Gaspare FARDELLA |
L’uroboro è un simbolo molto antico, presente in tutti
i popoli e in tutte le epoche, e raffigura un serpente o un drago che si
morde la coda, formando un cerchio senza inizio, né fine, e che vive nutrendosi di sé stesso, mangiandosi appunto la propria coda (dal greco: oùrà =
coda; boròs = divorante).
Simbolicamente, è un animale all'apparenza immobile,
ma in eterno movimento, e rappresenta il potere che divora e rigenera se
stesso, l'energia universale che si consuma e si rinnova di continuo, la natura
ciclica delle cose, che ricominciano dall'inizio dopo aver raggiunto la propria
fine.
Spogliata
dal sovraccarico dei significati propri di ogni figura del mito e
limitandoci a pensarla come ad una raffigurazione dell’eterno
ritorno, l’immagine spiega bene il meccanismo per cui il denaro nutre il
potere e il potere alimenta il denaro, in un costante doppio scambio tra
orifizi che trasmettono l’una sostanza all’altra. Sembrerebbe un meccanismo
perfetto: il moto perpetuo, che - sappiamo bene dalla fisica - non esistere.
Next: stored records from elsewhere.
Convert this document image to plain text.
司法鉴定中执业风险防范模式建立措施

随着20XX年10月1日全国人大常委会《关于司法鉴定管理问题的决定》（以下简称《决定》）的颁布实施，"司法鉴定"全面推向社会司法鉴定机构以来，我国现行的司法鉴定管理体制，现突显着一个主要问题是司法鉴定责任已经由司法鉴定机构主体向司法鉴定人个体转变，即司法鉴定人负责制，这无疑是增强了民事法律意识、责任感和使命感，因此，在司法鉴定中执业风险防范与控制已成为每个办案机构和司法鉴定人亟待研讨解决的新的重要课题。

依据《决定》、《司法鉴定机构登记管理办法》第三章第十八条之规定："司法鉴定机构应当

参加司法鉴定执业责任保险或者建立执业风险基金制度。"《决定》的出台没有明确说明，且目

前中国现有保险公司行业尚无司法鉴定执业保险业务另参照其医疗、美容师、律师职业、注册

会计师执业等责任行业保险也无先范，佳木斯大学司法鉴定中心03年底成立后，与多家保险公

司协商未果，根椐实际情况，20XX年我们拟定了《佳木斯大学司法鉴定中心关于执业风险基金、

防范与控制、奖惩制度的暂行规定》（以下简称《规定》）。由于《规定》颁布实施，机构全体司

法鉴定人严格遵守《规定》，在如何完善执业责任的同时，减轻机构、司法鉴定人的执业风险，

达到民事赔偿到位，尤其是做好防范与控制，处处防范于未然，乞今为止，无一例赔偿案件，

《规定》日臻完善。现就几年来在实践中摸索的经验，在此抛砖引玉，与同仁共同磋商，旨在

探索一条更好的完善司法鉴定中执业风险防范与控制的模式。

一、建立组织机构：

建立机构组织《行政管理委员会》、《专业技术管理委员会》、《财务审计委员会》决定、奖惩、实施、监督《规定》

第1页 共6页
Ora, anche in politica, e non solo in fisica,
qualunque sistema di scambio d’energia chiuso su sé stesso, autoreferenziale,
è destinato a morire. L’energia e il nutrimento prodotto sono inevitabilmente
insufficienti a sostenere nel tempo il movimento del meccanismo e/o la vita
dell’organismo.
Uroboro |
In più, in politica, si ha a che fare con un
organismo dalle necessità non costanti, ma crescenti; il suo appetito ha
qualcosa di pazzesco: non conosce sazietà, ma cresce crescendo.
Di denaro e di potere, non ce n’è mai abbastanza.
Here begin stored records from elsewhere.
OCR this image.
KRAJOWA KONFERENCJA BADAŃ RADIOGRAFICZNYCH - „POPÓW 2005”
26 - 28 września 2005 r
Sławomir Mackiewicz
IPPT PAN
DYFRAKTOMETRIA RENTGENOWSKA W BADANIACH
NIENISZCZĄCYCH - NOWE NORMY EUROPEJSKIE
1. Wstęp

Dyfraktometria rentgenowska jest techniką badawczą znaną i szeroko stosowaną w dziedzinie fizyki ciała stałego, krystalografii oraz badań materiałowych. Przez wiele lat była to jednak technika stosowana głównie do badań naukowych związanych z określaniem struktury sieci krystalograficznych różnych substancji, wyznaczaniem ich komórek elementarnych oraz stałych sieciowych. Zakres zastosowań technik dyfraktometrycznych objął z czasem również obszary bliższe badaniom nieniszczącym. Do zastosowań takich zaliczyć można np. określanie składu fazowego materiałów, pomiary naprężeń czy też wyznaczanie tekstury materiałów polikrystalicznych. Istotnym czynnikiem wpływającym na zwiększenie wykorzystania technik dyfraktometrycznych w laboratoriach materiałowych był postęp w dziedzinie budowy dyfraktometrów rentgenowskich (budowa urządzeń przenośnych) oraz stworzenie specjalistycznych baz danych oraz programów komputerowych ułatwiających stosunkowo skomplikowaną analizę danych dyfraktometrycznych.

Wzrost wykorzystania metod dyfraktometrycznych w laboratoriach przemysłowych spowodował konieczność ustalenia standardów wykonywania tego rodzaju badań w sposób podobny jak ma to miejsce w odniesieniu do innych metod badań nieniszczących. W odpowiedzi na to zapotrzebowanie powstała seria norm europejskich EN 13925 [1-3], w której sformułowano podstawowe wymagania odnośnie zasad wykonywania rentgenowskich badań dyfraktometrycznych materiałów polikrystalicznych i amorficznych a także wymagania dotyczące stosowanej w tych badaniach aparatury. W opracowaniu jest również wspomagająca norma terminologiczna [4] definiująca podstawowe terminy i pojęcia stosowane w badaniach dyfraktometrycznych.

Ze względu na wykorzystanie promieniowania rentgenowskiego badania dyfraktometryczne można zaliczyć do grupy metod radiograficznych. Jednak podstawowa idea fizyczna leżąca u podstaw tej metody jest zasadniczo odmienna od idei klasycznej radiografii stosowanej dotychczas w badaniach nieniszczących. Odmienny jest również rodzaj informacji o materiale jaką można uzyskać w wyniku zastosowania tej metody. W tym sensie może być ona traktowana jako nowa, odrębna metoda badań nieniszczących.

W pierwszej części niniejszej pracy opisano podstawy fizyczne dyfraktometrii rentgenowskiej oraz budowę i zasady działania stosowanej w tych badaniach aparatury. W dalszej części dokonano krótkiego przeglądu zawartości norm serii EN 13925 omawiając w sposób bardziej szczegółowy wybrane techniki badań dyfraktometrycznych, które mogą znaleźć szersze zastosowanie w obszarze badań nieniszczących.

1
Questa è la natura degli esseri umani - e, quindi,
delle loro società - quando non si apprestano rimedi e non si pongono
limitazioni.
È all’opera una forza che ha certamente radici in
un’indole appropriatrice e sopraffattrice che costituisce il problema
essenziale d’ogni tipo di costruzione ordinata della vita sociale.
Il denaro o,
meglio, l’uomo di denaro non è statico, ma aspira all’accrescimento e la forza
dell’arricchimento è l’arricchimento stesso: e, dunque, più si possiede,
più si mira a possedere.
La stessa ed identica cosa vale per il potere.
Basta ricordare la massima d’esperienza
antropologica di Montesquieu, sulla naturale tendenza tirannica dell’essere
umano, che quanto più è potente tanto più tende a tiranneggiare.
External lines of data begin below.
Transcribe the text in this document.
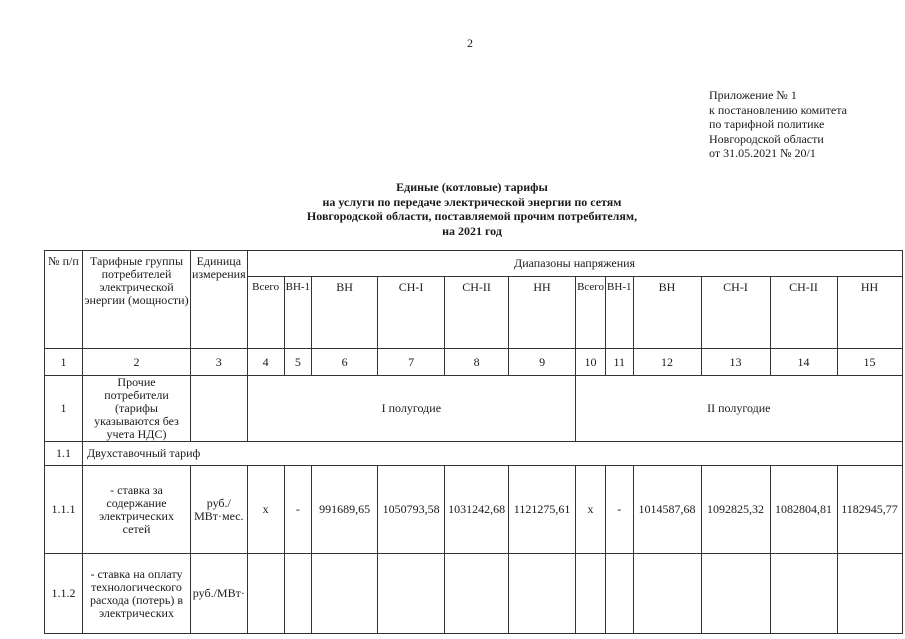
2
Приложение № 1
к постановлению комитета
по тарифной политике
Новгородской области
от 31.05.2021 № 20/1
Единые (котловые) тарифы
на услуги по передаче электрической энергии по сетям
Новгородской области, поставляемой прочим потребителям,
на 2021 год
№ п/п	Тарифные группы потребителей электрической энергии (мощности)	Единица измерения	Диапазоны напряжения											
			Всего	ВН-1	ВН	СН-I	СН-II	НН	Всего	ВН-1	ВН	СН-I	СН-II	НН
1	2	3	4	5	6	7	8	9	10	11	12	13	14	15
1	Прочие потребители (тарифы указываются без учета НДС)		I полугодие						II полугодие					
1.1	Двухставочный тариф													
1.1.1	- ставка за содержание электрических сетей	руб./МВт·мес.	х	-	991689,65	1050793,58	1031242,68	1121275,61	х	-	1014587,68	1092825,32	1082804,81	1182945,77
1.1.2	- ставка на оплату технологического расхода (потерь) в электрических	руб./МВт·												
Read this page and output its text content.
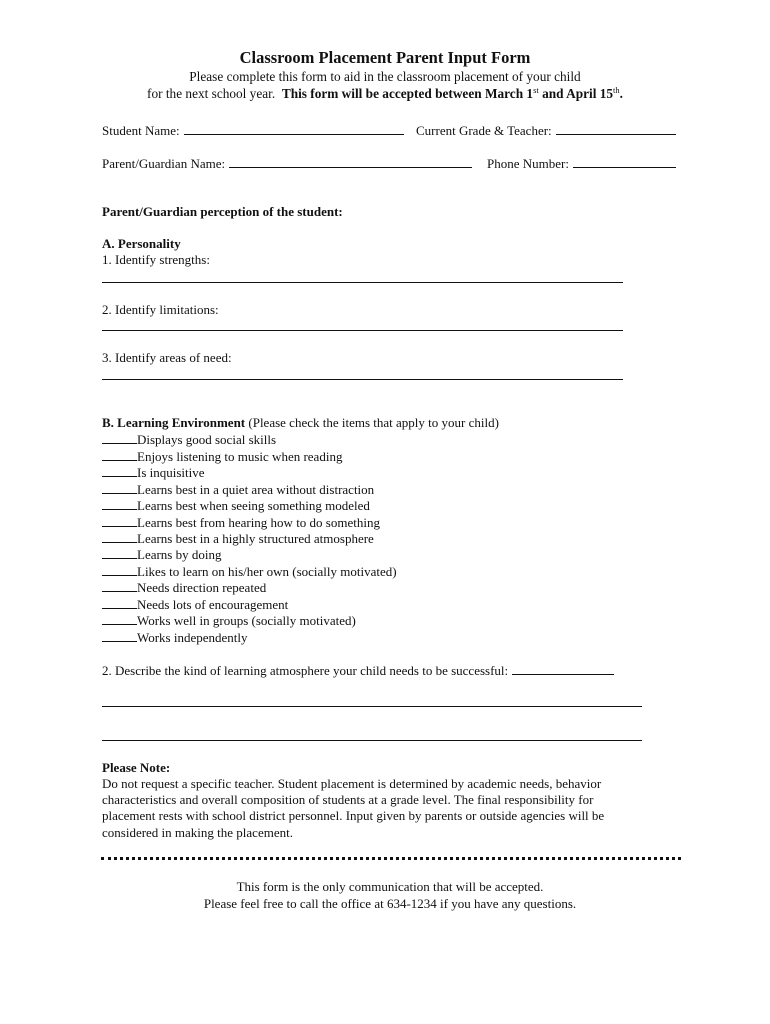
Classroom Placement Parent Input Form
Please complete this form to aid in the classroom placement of your child
for the next school year. This form will be accepted between March 1st and April 15th.
Student Name:	Current Grade & Teacher:
Parent/Guardian Name:	Phone Number:
Parent/Guardian perception of the student:
A. Personality
1. Identify strengths:
2. Identify limitations:
3. Identify areas of need:
B. Learning Environment (Please check the items that apply to your child)
Displays good social skills
Enjoys listening to music when reading
Is inquisitive
Learns best in a quiet area without distraction
Learns best when seeing something modeled
Learns best from hearing how to do something
Learns best in a highly structured atmosphere
Learns by doing
Likes to learn on his/her own (socially motivated)
Needs direction repeated
Needs lots of encouragement
Works well in groups (socially motivated)
Works independently
2. Describe the kind of learning atmosphere your child needs to be successful:
Please Note:
Do not request a specific teacher. Student placement is determined by academic needs, behavior
characteristics and overall composition of students at a grade level. The final responsibility for
placement rests with school district personnel. Input given by parents or outside agencies will be
considered in making the placement.
This form is the only communication that will be accepted.
Please feel free to call the office at 634-1234 if you have any questions.
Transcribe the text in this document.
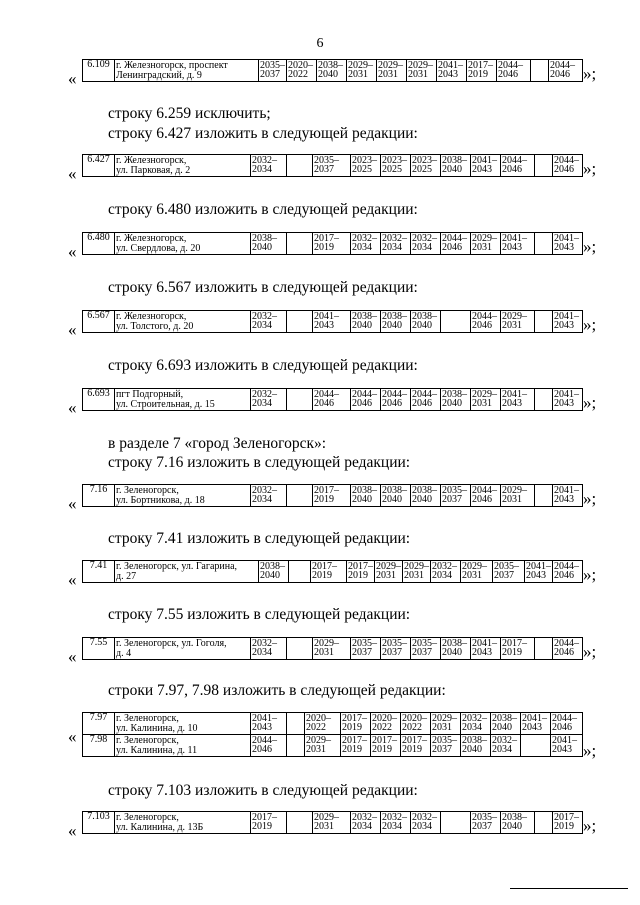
6
«
6.109	г. Железногорск, проспект
Ленинградский, д. 9	2035–2037	2020–2022	2038–2040	2029–2031	2029–2031	2029–2031	2041–2043	2017–2019	2044–2046		2044–2046 »;
строку 6.259 исключить;
строку 6.427 изложить в следующей редакции:
«
6.427	г. Железногорск,
ул. Парковая, д. 2	2032–2034		2035–2037	2023–2025	2023–2025	2023–2025	2038–2040	2041–2043	2044–2046		2044–2046 »;
строку 6.480 изложить в следующей редакции:
«
6.480	г. Железногорск,
ул. Свердлова, д. 20	2038–2040		2017–2019	2032–2034	2032–2034	2032–2034	2044–2046	2029–2031	2041–2043		2041–2043 »;
строку 6.567 изложить в следующей редакции:
«
6.567	г. Железногорск,
ул. Толстого, д. 20	2032–2034		2041–2043	2038–2040	2038–2040	2038–2040		2044–2046	2029–2031		2041–2043 »;
строку 6.693 изложить в следующей редакции:
«
6.693	пгт Подгорный,
ул. Строительная, д. 15	2032–2034		2044–2046	2044–2046	2044–2046	2044–2046	2038–2040	2029–2031	2041–2043		2041–2043 »;
в разделе 7 «город Зеленогорск»:
строку 7.16 изложить в следующей редакции:
«
7.16	г. Зеленогорск,
ул. Бортникова, д. 18	2032–2034		2017–2019	2038–2040	2038–2040	2038–2040	2035–2037	2044–2046	2029–2031		2041–2043 »;
строку 7.41 изложить в следующей редакции:
«
7.41	г. Зеленогорск, ул. Гагарина,
д. 27	2038–2040		2017–2019	2017–2019	2029–2031	2029–2031	2032–2034	2029–2031	2035–2037	2041–2043	2044–2046 »;
строку 7.55 изложить в следующей редакции:
«
7.55	г. Зеленогорск, ул. Гоголя,
д. 4	2032–2034		2029–2031	2035–2037	2035–2037	2035–2037	2038–2040	2041–2043	2017–2019		2044–2046 »;
строки 7.97, 7.98 изложить в следующей редакции:
«
7.97	г. Зеленогорск,
ул. Калинина, д. 10	2041–2043		2020–2022	2017–2019	2020–2022	2020–2022	2029–2031	2032–2034	2038–2040	2041–2043	2044–2046
7.98	г. Зеленогорск,
ул. Калинина, д. 11	2044–2046		2029–2031	2017–2019	2017–2019	2017–2019	2035–2037	2038–2040	2032–2034		2041–2043 »;
строку 7.103 изложить в следующей редакции:
«
7.103	г. Зеленогорск,
ул. Калинина, д. 13Б	2017–2019		2029–2031	2032–2034	2032–2034	2032–2034		2035–2037	2038–2040		2017–2019 »;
La vita sociale consiste nel contenimento di queste
due forze, denaro e potere.
Sono forze
disgregatrici poiché la lotta per il denaro divide le società, con un solco via
via più profondo, tra ricchi e poveri; la lotta per il potere, a sua volta, tra
potenti e impotenti.
La forza intrinseca di questa lotta porta alla
concentrazione, sia dell’uno, il denaro, che dell’altro, il potere. Essa si
estende nella cerchia dei già ricchi e già potenti, in lotta tra loro, ma
solidali quando la loro ricchezza e il loro potere sono minacciati dagli
esclusi dalla ricchezza e dal potere.
L’esigenza di accrescimento, tuttavia, non proviene
soltanto da ragioni d’indole soggettiva.
È il sistema stesso del denaro-potere che ha bisogno
di crescere costantemente.
La crescita è la condizione della fiducia e
dell’esistere. La mera crescita è però una sorta di condanna, poiché non
ammette sosta.
La sosta e, perfino, la “crescita lenta” equivalgono
all’inizio della corsa verso il fallimento, a meno che il denaro e il potere
non si rimettano sempre di nuovo in corsa. Si tratta non di vivere, ma di
sopravvivere a sé stessi.
In conclusione l’uroboro è un animale aggressivo,
consuma risorse e potere, crea sempre più poveri e sempre più impotenti.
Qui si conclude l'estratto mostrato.